New Zealand politicians have decided they're already paid pretty well and will urgently introduce a law blocking their own wage rise, Prime Minister Jacinda Ardern says.
Wages for the country's politicians – like in Australia – are set by an independent body, a process that deliberately keeps the annual pay review at arms-length from the politicians.
Jacinda Ardern says she and other New Zealand politicians were already paid well enough and don’t need a scheduled pay rise.
But Ms Ardern on Monday told reporters a 3 per cent rise that had been recommended by the Remuneration Authority this month wasn't "acceptable" and that her cabinet had voted to instead freeze wages and allowances where they were for a year.
The NZ government coalition parties had all agreed to it, and Opposition Leader Simon Bridges was informed of the decision earlier in the day. Ardern said he was also supportive.
New Zealand's Prime Minister currently has a base salary of about $NZ470,000 ($425,000), compared to about $538,000 earned by Australia's Malcolm Turnbull.
Allowances are awarded on top of those figures, which take care of "out-of-pocket expenses" related to the job.
The wage freeze will see Ms Ardern miss out on a pay rise of around $NZ14,000 ($12,600).
"We do not believe, given that we are on the upper end of the salary scale, that we should be receiving that kind of salary increase," she said.

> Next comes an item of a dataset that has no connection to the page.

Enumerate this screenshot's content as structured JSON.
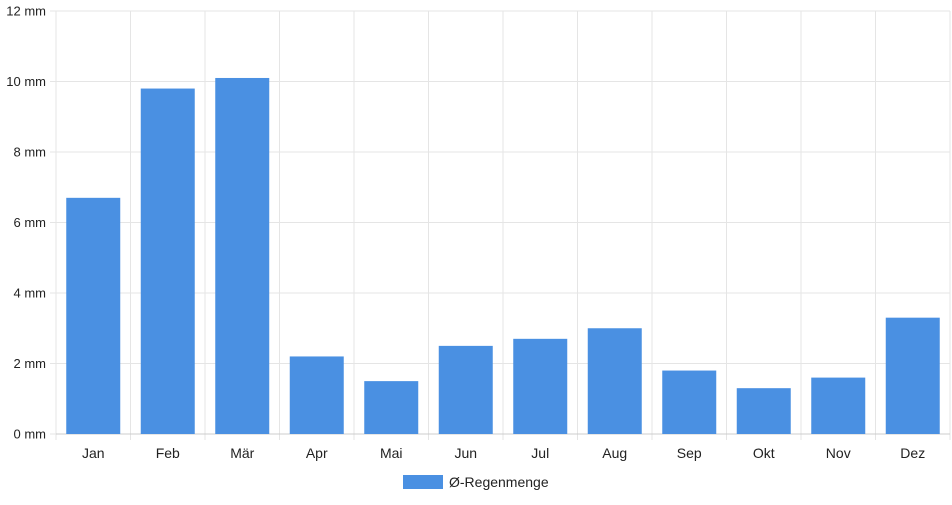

"Because we, of course, already are on a high income … One of the things we've been trying to bridge as a government is the fact that we see these increases at the top end of the scale, without the same increase at the end of the scale where most New Zealanders sit."
However, because the current law keeps politicians from interfering in the pay decision, New Zealand lawmakers will now have to quickly put through a bill blocking their own raises.
That would give them time to work out a "fairer formula" for how the authority sets the wages in future, Ms Ardern said.
The announcement follows the first mass strikes by the country's primary school teachers and nurses in a generation, as the government is locked in a contentious pay negotiation, but Ms Ardern denied that had spurred the decision.
The issue of MPs' pay has always been fraught in New Zealand, with several former prime ministers – including Sir John Key and Sir Bill English – expressing unease at pay increases in years past.
In 2015, under Key, members of Parliament hurriedly passed a law to cut their controversial pay rises, but still gained an average increase of more than $NZ5000 that year. The law change saw MPs' pay tied to average wage increases as determined in Statistics New Zealand's Quarterly Employment Survey – resulting in a 1.5 per cent pay rise, instead of the 3.5 per cent the Remuneration Authority had originally set.
MPs have also systematically legislated to try to reduce additional perks like travel costs that used to stretch far beyond their parliamentary term.
Green Party co-leader Marama Davidson said MPs should eventually only get the same pay rise as the average worker, "in dollar terms".
"MPs are paid well above the average worker, so giving them a percentage rise accentuates their higher pay. When it is right for MPs to get a rise, they should get the same in dollar terms as what the average worker receives."
Australia's federal politicians were given 2 per cent pay rises in July, with backbenchers earning about $207,000 a year, compared to $NZ164,000 ($148,712) across the ditch.